BP has timed its entry after India sorted out issues over who owns the gas found after exploration, whom it can be sold to and at what price. For Reliance Industries boss Mukesh Ambani, the struggle to pump more gas out of the ground should ease off with BP’s deep-water prospecting technology. In any case, the deal provides a more realistic assessment of the value of Ambani’s concessions, which turns out to be less than what the stock market had priced in. There is another, broader, story beyond the corporate merger. Big Oil has resolutely stayed out of India since Esso, Burmah-Shell and Caltex, were nationalised after the 1973 oil shock. The pressing need then (apart from controlling fuel prices) was to build India’s refining capacity. Both were achieved: India is among the world’s largest refiners of oil, and fuel prices are still subsidised by the government.

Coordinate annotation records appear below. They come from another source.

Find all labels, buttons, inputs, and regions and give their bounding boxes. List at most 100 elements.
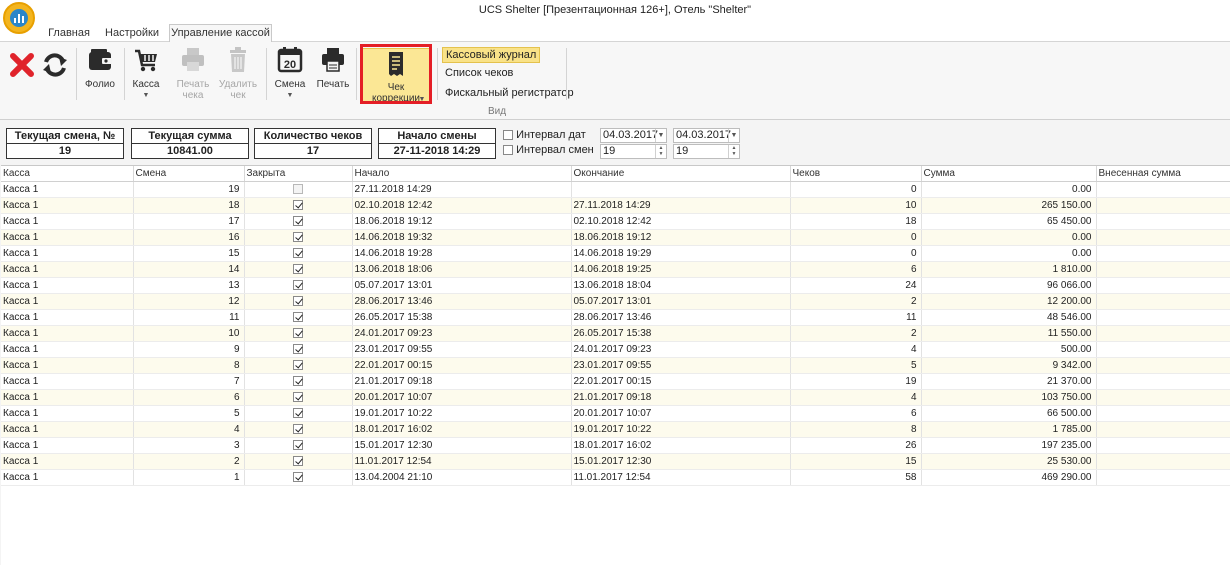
checked-checkbox-icon[interactable] [293,471,303,482]
checked-checkbox-icon[interactable] [293,263,303,274]
cell-start: 24.01.2017 09:23 [352,325,572,342]
cell-closed [244,389,353,406]
cell-deposited-sum [1096,453,1230,470]
unchecked-checkbox-icon[interactable] [293,183,303,194]
close-button[interactable] [8,52,36,81]
column-header[interactable]: Чеков [790,166,922,182]
trash-icon [230,47,246,72]
shift-start-box: Начало смены 27-11-2018 14:29 [378,128,496,159]
table-row[interactable]: Касса 1 18 02.10.2018 12:42 27.11.2018 14:2… [1,197,1230,214]
cell-start: 13.06.2018 18:06 [352,261,572,278]
checked-checkbox-icon[interactable] [293,279,303,290]
shift-interval-checkbox[interactable] [503,145,513,156]
table-row[interactable]: Касса 1 13 05.07.2017 13:01 13.06.2018 18:0… [1,277,1230,294]
cell-checks: 4 [790,341,922,358]
spinner-icon[interactable]: ▲ ▼ [728,145,739,158]
print-check-button[interactable]: Печать чека [172,46,214,101]
tab-settings[interactable]: Настройки [102,25,162,42]
table-row[interactable]: Касса 1 16 14.06.2018 19:32 18.06.2018 19:1… [1,229,1230,246]
table-row[interactable]: Касса 1 2 11.01.2017 12:54 15.01.2017 12:30… [1,453,1230,470]
column-header[interactable]: Закрыта [244,166,353,182]
column-header[interactable]: Внесенная сумма [1096,166,1230,182]
checked-checkbox-icon[interactable] [293,311,303,322]
print-button[interactable]: Печать [314,46,352,90]
date-interval-checkbox[interactable] [503,130,513,141]
checked-checkbox-icon[interactable] [293,215,303,226]
date-to-value: 04.03.2017 [676,129,732,141]
table-row[interactable]: Касса 1 9 23.01.2017 09:55 24.01.2017 09:23… [1,341,1230,358]
table-row[interactable]: Касса 1 5 19.01.2017 10:22 20.01.2017 10:07… [1,405,1230,422]
cell-deposited-sum [1096,437,1230,454]
checked-checkbox-icon[interactable] [293,439,303,450]
cell-end: 14.06.2018 19:25 [571,261,791,278]
checked-checkbox-icon[interactable] [293,247,303,258]
cell-kassa: Касса 1 [1,469,134,486]
cell-start: 14.06.2018 19:28 [352,245,572,262]
table-row[interactable]: Касса 1 7 21.01.2017 09:18 22.01.2017 00:15… [1,373,1230,390]
tab-main[interactable]: Главная [44,25,94,42]
date-interval-filter[interactable]: Интервал дат [503,129,586,141]
column-header[interactable]: Смена [133,166,245,182]
checked-checkbox-icon[interactable] [293,199,303,210]
table-row[interactable]: Касса 1 8 22.01.2017 00:15 23.01.2017 09:55… [1,357,1230,374]
table-row[interactable]: Касса 1 12 28.06.2017 13:46 05.07.2017 13:0… [1,293,1230,310]
table-row[interactable]: Касса 1 6 20.01.2017 10:07 21.01.2017 09:18… [1,389,1230,406]
shift-button[interactable]: 20 Смена ▼ [272,46,308,101]
column-header[interactable]: Начало [352,166,572,182]
cash-journal-grid[interactable]: Касса Смена Закрыта Начало Окончание Чек… [1,165,1230,565]
table-row[interactable]: Касса 1 17 18.06.2018 19:12 02.10.2018 12:4… [1,213,1230,230]
cell-end: 13.06.2018 18:04 [571,277,791,294]
shift-to-field[interactable]: 19 ▲ ▼ [673,144,740,159]
cell-shift: 7 [133,373,245,390]
view-check-list[interactable]: Список чеков [442,66,516,82]
tab-cash-management[interactable]: Управление кассой [169,24,272,43]
checked-checkbox-icon[interactable] [293,295,303,306]
cell-start: 23.01.2017 09:55 [352,341,572,358]
spinner-icon[interactable]: ▲ ▼ [655,145,666,158]
checked-checkbox-icon[interactable] [293,407,303,418]
checked-checkbox-icon[interactable] [293,375,303,386]
table-row[interactable]: Касса 1 3 15.01.2017 12:30 18.01.2017 16:02… [1,437,1230,454]
column-header[interactable]: Окончание [571,166,791,182]
cell-kassa: Касса 1 [1,453,134,470]
date-from-field[interactable]: 04.03.2017 ▼ [600,128,667,143]
table-row[interactable]: Касса 1 1 13.04.2004 21:10 11.01.2017 12:54… [1,469,1230,486]
shift-interval-filter[interactable]: Интервал смен [503,144,594,156]
correction-dropdown-icon[interactable]: ▼ [418,93,426,105]
table-row[interactable]: Касса 1 15 14.06.2018 19:28 14.06.2018 19:2… [1,245,1230,262]
refresh-button[interactable] [40,52,70,81]
table-row[interactable]: Касса 1 14 13.06.2018 18:06 14.06.2018 19:2… [1,261,1230,278]
cell-checks: 8 [790,421,922,438]
folio-button[interactable]: Фолио [82,46,118,90]
shift-label: Смена [274,79,306,90]
folio-label: Фолио [85,79,115,90]
checks-count-box: Количество чеков 17 [254,128,372,159]
wallet-icon [89,49,112,70]
delete-check-button[interactable]: Удалить чек [216,46,260,101]
column-header[interactable]: Касса [1,166,134,182]
view-cash-journal[interactable]: Кассовый журнал [442,47,541,63]
checked-checkbox-icon[interactable] [293,343,303,354]
column-header[interactable]: Сумма [921,166,1097,182]
cell-checks: 19 [790,373,922,390]
checked-checkbox-icon[interactable] [293,423,303,434]
table-row[interactable]: Касса 1 11 26.05.2017 15:38 28.06.2017 13:4… [1,309,1230,326]
table-row[interactable]: Касса 1 10 24.01.2017 09:23 26.05.2017 15:3… [1,325,1230,342]
kassa-button[interactable]: Касса ▼ [128,46,164,101]
checked-checkbox-icon[interactable] [293,455,303,466]
date-to-field[interactable]: 04.03.2017 ▼ [673,128,740,143]
cell-kassa: Касса 1 [1,341,134,358]
checked-checkbox-icon[interactable] [293,359,303,370]
cell-end: 15.01.2017 12:30 [571,453,791,470]
chevron-down-icon[interactable]: ▼ [655,129,666,142]
checked-checkbox-icon[interactable] [293,327,303,338]
app-logo-icon[interactable] [3,2,35,34]
cell-sum: 12 200.00 [921,293,1097,310]
table-row[interactable]: Касса 1 19 27.11.2018 14:29 0 0.00 [1,181,1230,198]
view-fiscal-registrar[interactable]: Фискальный регистратор [442,86,577,102]
chevron-down-icon[interactable]: ▼ [728,129,739,142]
checked-checkbox-icon[interactable] [293,391,303,402]
checked-checkbox-icon[interactable] [293,231,303,242]
shift-from-field[interactable]: 19 ▲ ▼ [600,144,667,159]
table-row[interactable]: Касса 1 4 18.01.2017 16:02 19.01.2017 10:22… [1,421,1230,438]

The enormous refining capacity cloaks our measly crude output. Efforts to get international oil majors to prospect in India have till now been stonewalled. The only major player is the mid-sized British company, Cairn Energy, which, incidentally, is selling its Indian assets. BP’s entry changes all that. For one, it signals old memories may have faded. Two, the string of finds in the Bay of Bengal and off the Gujarat coast may now be significant enough to bestir the Exxons, Shells and Chevrons. By BP’s estimates, India’s energy consumption has tripled in the last 20 years and is set to double in another 20. This isn’t a market Big Oil can afford to ignore.